В карманах брюк у красноармейцев – красные кисеты с махрой, смятые во время сна коробки спичек, сухарики и куски сахару, в карманах гимнастёрок – потёртые листки деревенских писем от жён, огрызки карандашей, завёрнутые в обрывки армейской газеты, запалы для гранат. На боку у людей, стоящих по грудь в земле, – брезентовые сумочки, в этих сумочках гранаты. Если посмотришь, как рылись эти ямы, то увидишь: вот два друга жались один к другому, вот пять земляков, стараясь быть поближе, выкопали свои ямки одна к одной. И хоть сержант говорил: «Не лепитесь, ребята, так близко, не полагается», – но ведь в грозный час, германской танковой атаки сладко увидеть рядом потное лицо друга, крикнуть: «Не бросай бычка, я дотяну» и почувствовать вместе с горячим дымом тепло и влагу смятой губами, надкушенной самокрутки.

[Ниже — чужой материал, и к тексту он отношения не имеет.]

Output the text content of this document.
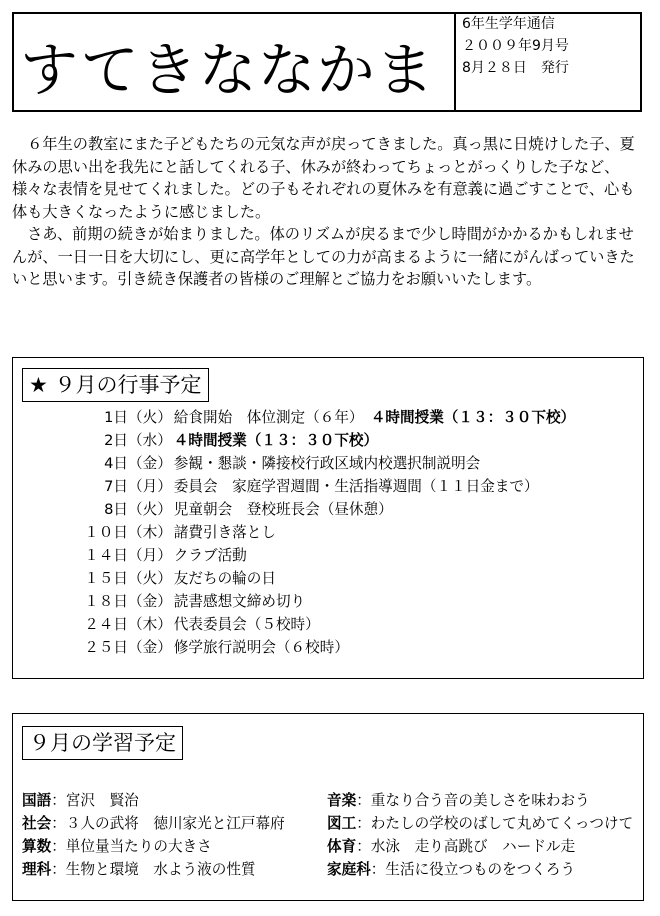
すてきななかま
6年生学年通信
２００９年9月号
8月２８日　発行

６年生の教室にまた子どもたちの元気な声が戻ってきました。真っ黒に日焼けした子、夏休みの思い出を我先にと話してくれる子、休みが終わってちょっとがっくりした子など、様々な表情を見せてくれました。どの子もそれぞれの夏休みを有意義に過ごすことで、心も体も大きくなったように感じました。

さあ、前期の続きが始まりました。体のリズムが戻るまで少し時間がかかるかもしれませんが、一日一日を大切にし、更に高学年としての力が高まるように一緒にがんばっていきたいと思います。引き続き保護者の皆様のご理解とご協力をお願いいたします。

★ ９月の行事予定
1日（火） 給食開始　体位測定（６年）　４時間授業（１３：３０下校）
2日（水） ４時間授業（１３：３０下校）
4日（金） 参観・懇談・隣接校行政区域内校選択制説明会
7日（月） 委員会　家庭学習週間・生活指導週間（１１日金まで）
8日（火） 児童朝会　登校班長会（昼休憩）
１０日（木） 諸費引き落とし
１４日（月） クラブ活動
１５日（火） 友だちの輪の日
１８日（金） 読書感想文締め切り
２４日（木） 代表委員会（５校時）
２５日（金） 修学旅行説明会（６校時）
９月の学習予定
国語：宮沢　賢治
社会：３人の武将　徳川家光と江戸幕府
算数：単位量当たりの大きさ
理科：生物と環境　水よう液の性質
音楽：重なり合う音の美しさを味わおう
図工：わたしの学校のばして丸めてくっつけて
体育：水泳　走り高跳び　ハードル走
家庭科：生活に役立つものをつくろう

Они стоят по грудь в земле, перед ними пустое поле и пустая дорога; вот пройдёт двадцать минут, и стремительные, весящие две тысячи пудов, пушечные танки вырвутся со скрежетом в крутящихся облаках пыли. «Идут! – крикнет сержант. – Идут, ребята, смотри!»
У них за спиной, на склоне холма, – пулемётчики в блиндажах, ещё выше и дальше, за спиной пулемётчиков, в окопах сидят стрелки, дальше, позади стрелков, – огневые позиции ар-тиллерии, а там, дальше, – командный пункт, медсанбат… А дальше, всё дальше за их спиной, – штабы, аэродромы, резервы, дороги, заставы, леса, затемнённые ночью города и станции, там Москва, и ещё дальше, всё за их спиной, – Волга, освещенные ночью ярким электрическим све-том тыловые заводы, стёкла без бумажных полос, освещенные белые пароходы на Каме. Вся ве-ликая земля за их спиной. Они стоят в своих ямах, и нет никого впереди них. Они курят само-крутки из армейской газеты, они проводят ладонью по карманам гимнастёрок и ощупывают мятые, стёртые на сгибах листки писем. Облака над ними. Пролетит птица и скроется. Они стоят по грудь в земле и ждут, всматриваются. Им отражать натиск танков. Их глаза уже не видят друзей, – их глаза ждут врага. Пусть же те, кто сегодня стоит позади них, вспомнят, когда придёт день победы и мира, об истребителях танков, о людях в зелёных гимнастёрках с хрупкими бутылками горючей жидкости, с брезентовыми сумочками для гранат на боку… Пусть уступят им место на лавке в зелёном вагоне, пусть поделятся с ними кипятком в дороге.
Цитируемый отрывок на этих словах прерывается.